Koen.Holtman comments on Creating AGI Safety Interlocks

Koen.Holtman 11 Feb 2021 18:26 UTC
LW: 1 AF: 1
AF
Good questions.

(1) What are the differences / advantages / disadvantages between what you’re proposing vs “make an off switch but don’t tell the AGI about it”?

With the approach “make an off switch but don’t tell the AGI about it”, if you have a reasonably curios AGI agent, it is difficult to stop it from eventually learning about the existence of the stop button. So your safety with this approach really relies on the question what the agent will do after it learns about the stop button you made. Will it start caring about preventing the stop button from being pressed?

It is easy to construct an AI agent design that will definitely start caring about preventing its stop button from being pressed in this case. AGI safety thought experiments tend to silently assume that you must always end up with this dangerous type of design in an AGI agent. But this is not the only option.

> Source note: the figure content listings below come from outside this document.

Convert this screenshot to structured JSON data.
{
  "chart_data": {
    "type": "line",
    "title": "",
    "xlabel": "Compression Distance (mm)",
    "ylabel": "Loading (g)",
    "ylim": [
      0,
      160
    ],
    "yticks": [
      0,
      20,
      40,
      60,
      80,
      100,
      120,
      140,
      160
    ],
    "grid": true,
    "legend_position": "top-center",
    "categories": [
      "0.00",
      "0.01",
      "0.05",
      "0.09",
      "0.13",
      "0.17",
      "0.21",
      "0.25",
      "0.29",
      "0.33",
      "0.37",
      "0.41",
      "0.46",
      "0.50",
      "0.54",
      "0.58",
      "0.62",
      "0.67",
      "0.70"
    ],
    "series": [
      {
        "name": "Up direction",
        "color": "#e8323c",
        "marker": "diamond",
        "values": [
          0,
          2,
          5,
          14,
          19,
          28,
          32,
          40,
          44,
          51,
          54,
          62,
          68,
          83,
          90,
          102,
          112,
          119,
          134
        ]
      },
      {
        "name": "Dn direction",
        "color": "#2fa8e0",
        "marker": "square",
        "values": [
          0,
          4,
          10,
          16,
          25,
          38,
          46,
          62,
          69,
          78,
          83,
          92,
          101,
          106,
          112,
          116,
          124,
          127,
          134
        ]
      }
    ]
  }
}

You can interpret counterfactual planning as a design method that will stop you from ending up with the above dangerous type of AGI design.

The SI agent specification forces you to construct an agent implementation with a very low probability that it starts to care.

I need to explain the very low probability above. The key here is that perfect learning, $L = S$ , provably produces a zero probability that the SI agent has a direct incentive to care. The SI agent can only get a direct incentive to care if $L \neq S$ . For it to start caring via this route, the machine learning system has to make some specific and large mistakes in learning the properties of the agent environment.

Here is an example of a large learning mistake that will do it. Say that $L \neq S$ to such an extent that, in the planning world projected by $L$ , pressing the stop button will set off some explosives that will destroy the agent’s paperclip factory. This is a large mistake because there are absolutely no such explosives in the learning world. But with that $L \neq S$ , the agent will definitely have an incentive to care about the button.

To achieve the above low probability of caring, we must therefore avoid large learning failures. This implies that we need to start the agent in a state where $L = L (O_{0}) \approx S$ , where the learning system already starts out with a very reasonable approximation of the agent environment, and where it is unlikely to make large approximation mistakes later on.

(2) do you expect there to be another copy of the off-switch and its consequences (M) inside the St nodes?

Short answer: no, I do not expect there to be any copy of $M$ inside the nodes $S_{t}$ .

(Cross-reference: the $M$ mentioned above is the $M$ in the section The possibility of learned self-knowledge of the previous post in this sequence. It represents potentially learned self-knowledge about the learning world agent compute core.)

Longer answer: Not for $M$ , but under reasonable learning, I do expect there to be a projected model of the stop button itself inside the $S_{t}$ nodes. I expect that this model will deliver reasonably correct predictions of future stop button states to the arrows that emerge from these nodes.

So the stop button signal will be delivered to the planning world compute core, but the planning world compute core is a counterfactual one. Unlike the core in $M$ , it will not stop (in the sense of taking only $N u l l$ actions in future) when the button is pressed.

If so, is it one of “the arrows which traverse the walls of the node St”? Because I don’t see any arrows from M to St.

When a learning system failure puts some version of $M$ inside the nodes $S_{t}$ , in my above drawing this version would look like a set of small nodes inside the $S_{t}$ nodes, connected by some arrows, and these nodes might also be connected directly or indirectly to the outside arrows.

I consider the possibility of such an $M$ appearing in the nodes $S_{t}$ very unlikely if one has a high-quality machine learning system, for reasons I discuss in section 10.2 of the paper.

But if you want to reason about some theoretically possible large learning mistakes that put an $M$ inside the $S_{t}$ nodes, some interesting examples are:
- $L (s^{'}, s, a) = S (s^{'}, s, M (s))$ (will make the SI agent freeze up),
- $L (s^{'}, s, a) = \frac{1}{2} S (s^{'}, s, a) + \frac{1}{2} S (s^{'}, s, M (s))$ (will produce an incentive in the SI agent to prevent the stop button from being pressed).